AS A retired nurse, I was intrigued by the letter you published last week about Mr Noel Conrad, whose symptoms were, as reported by his wife, uncontrolled by conventional medicine during the final six months of his life until the Palliative Care team became involved.

Is there a lesson in this?

The other lobby which considers that it has an unquestionable ‘right’ to declaim on the ‘euthanasia debate’ is that purporting to represent disabled people: notwithstanding the fact that the debate concerning voluntary euthanasia is entirely divorced from the needs of disabled people.

However, the reason we need to have this debate lies in what has happened to medicine itself over the past century.

In 2014, eight years after having suffered two serious strokes (eight years during which he never regained consciousness), the late Prime Minister of Israel, Ariel Sharon, was finally ‘allowed’ to die.

Medicine has become perverted from the ‘art’ of the relief of suffering, to the ‘science’ of the cure of death!

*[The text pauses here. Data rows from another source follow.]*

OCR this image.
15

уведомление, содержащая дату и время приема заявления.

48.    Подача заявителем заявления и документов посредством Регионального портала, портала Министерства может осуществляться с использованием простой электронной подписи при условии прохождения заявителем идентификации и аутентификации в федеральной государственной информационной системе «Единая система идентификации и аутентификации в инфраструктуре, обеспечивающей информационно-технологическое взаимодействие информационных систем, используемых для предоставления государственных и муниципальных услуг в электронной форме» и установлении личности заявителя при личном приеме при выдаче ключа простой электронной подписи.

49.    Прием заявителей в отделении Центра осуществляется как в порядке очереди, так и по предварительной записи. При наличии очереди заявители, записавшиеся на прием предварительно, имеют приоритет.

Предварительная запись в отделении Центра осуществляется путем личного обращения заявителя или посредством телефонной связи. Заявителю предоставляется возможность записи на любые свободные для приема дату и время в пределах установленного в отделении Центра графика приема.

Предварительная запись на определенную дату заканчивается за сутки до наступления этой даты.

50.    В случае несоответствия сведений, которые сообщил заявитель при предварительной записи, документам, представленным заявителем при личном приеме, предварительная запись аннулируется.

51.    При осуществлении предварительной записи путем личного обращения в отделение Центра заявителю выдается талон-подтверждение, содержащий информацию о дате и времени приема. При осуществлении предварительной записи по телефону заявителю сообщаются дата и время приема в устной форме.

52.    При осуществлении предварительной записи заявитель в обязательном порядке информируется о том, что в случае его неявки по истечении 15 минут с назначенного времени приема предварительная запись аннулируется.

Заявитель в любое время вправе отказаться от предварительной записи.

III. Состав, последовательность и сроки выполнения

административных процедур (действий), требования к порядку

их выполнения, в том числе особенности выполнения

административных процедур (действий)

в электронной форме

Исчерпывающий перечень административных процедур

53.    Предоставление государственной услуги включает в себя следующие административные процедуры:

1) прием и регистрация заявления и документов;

Perhaps the impetus for this perverse process lies with us. We simply refuse to get out of the way of succeeding generations.

We are presently learning, from daily news reports, that acute situations are unable to be handled by our NHS because of the sheer numbers of ‘bed-blockers’ (ghastly term, used to describe chronically-ill, frequently very elderly people) who are unable to be discharged.

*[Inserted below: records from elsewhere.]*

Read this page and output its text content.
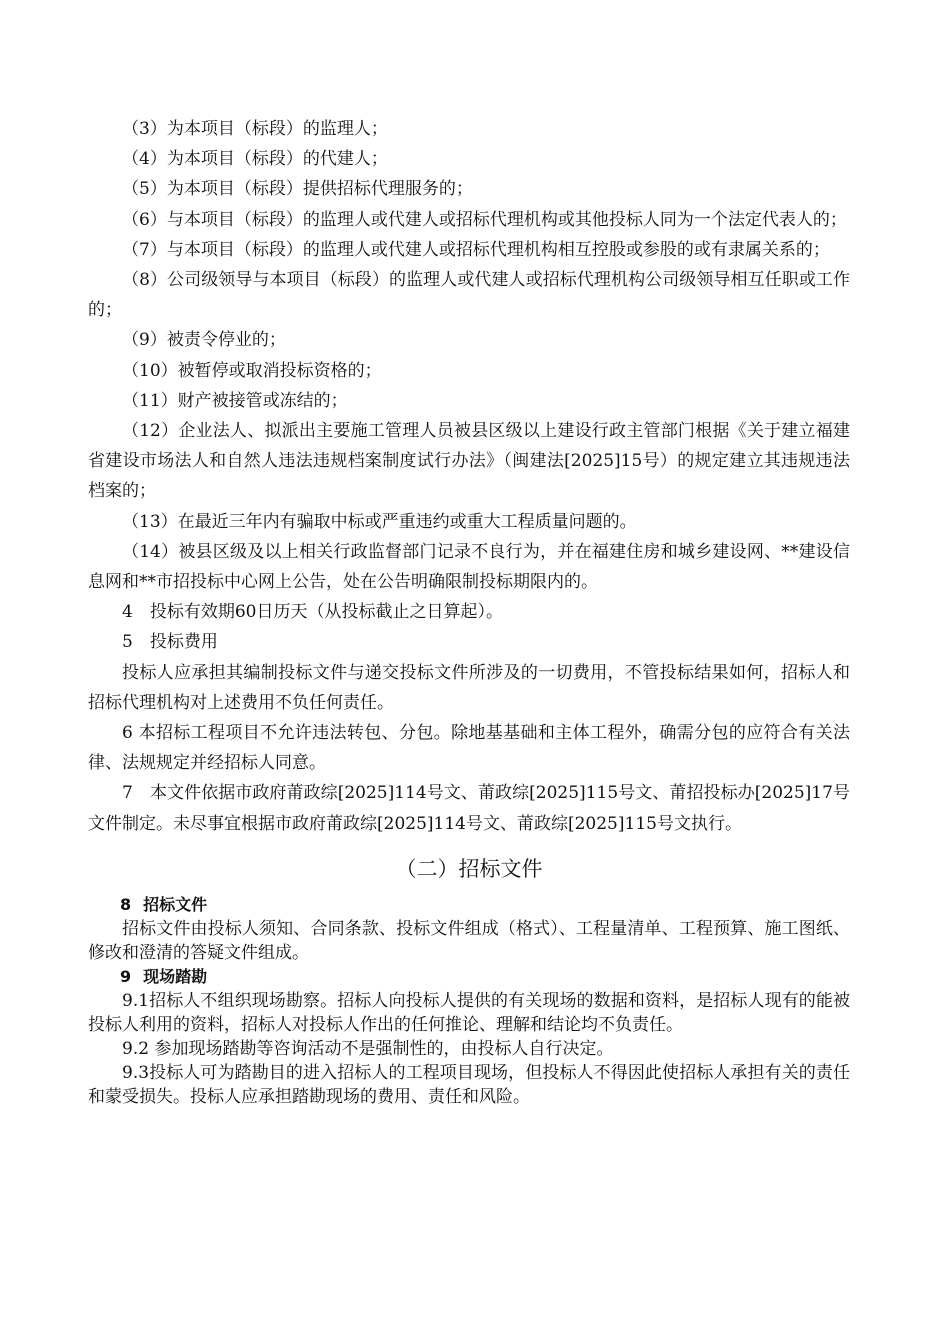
（3）为本项目（标段）的监理人；

（4）为本项目（标段）的代建人；

（5）为本项目（标段）提供招标代理服务的；

（6）与本项目（标段）的监理人或代建人或招标代理机构或其他投标人同为一个法定代表人的；

（7）与本项目（标段）的监理人或代建人或招标代理机构相互控股或参股的或有隶属关系的；

（8）公司级领导与本项目（标段）的监理人或代建人或招标代理机构公司级领导相互任职或工作的；

（9）被责令停业的；

（10）被暂停或取消投标资格的；

（11）财产被接管或冻结的；

（12）企业法人、拟派出主要施工管理人员被县区级以上建设行政主管部门根据《关于建立福建省建设市场法人和自然人违法违规档案制度试行办法》（闽建法[2025]15号）的规定建立其违规违法档案的；

（13）在最近三年内有骗取中标或严重违约或重大工程质量问题的。

（14）被县区级及以上相关行政监督部门记录不良行为，并在福建住房和城乡建设网、**建设信息网和**市招投标中心网上公告，处在公告明确限制投标期限内的。

4　投标有效期60日历天（从投标截止之日算起）。

5　投标费用

投标人应承担其编制投标文件与递交投标文件所涉及的一切费用，不管投标结果如何，招标人和招标代理机构对上述费用不负任何责任。

6 本招标工程项目不允许违法转包、分包。除地基基础和主体工程外，确需分包的应符合有关法律、法规规定并经招标人同意。

7　本文件依据市政府莆政综[2025]114号文、莆政综[2025]115号文、莆招投标办[2025]17号文件制定。未尽事宜根据市政府莆政综[2025]114号文、莆政综[2025]115号文执行。

（二）招标文件

8 招标文件

招标文件由投标人须知、合同条款、投标文件组成（格式）、工程量清单、工程预算、施工图纸、修改和澄清的答疑文件组成。

9 现场踏勘

9.1招标人不组织现场勘察。招标人向投标人提供的有关现场的数据和资料，是招标人现有的能被投标人利用的资料，招标人对投标人作出的任何推论、理解和结论均不负责任。

9.2 参加现场踏勘等咨询活动不是强制性的，由投标人自行决定。

9.3投标人可为踏勘目的进入招标人的工程项目现场，但投标人不得因此使招标人承担有关的责任和蒙受损失。投标人应承担踏勘现场的费用、责任和风险。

This situation is also highly political. Why is it that there is plenty of money to spend on maintaining an army in a foreign field thousands of miles from the UK, but insufficient funding to care for those who have contributed to our coffers over the decades, and who now need our care?

Of course, there was a time when we had a concept of the ‘common good’ in the UK. For various reasons, we lost that conception over the decades and we have never recovered it. All we do is indulge in vacuous ‘virtue-signalling’ and increasingly distrust our political class.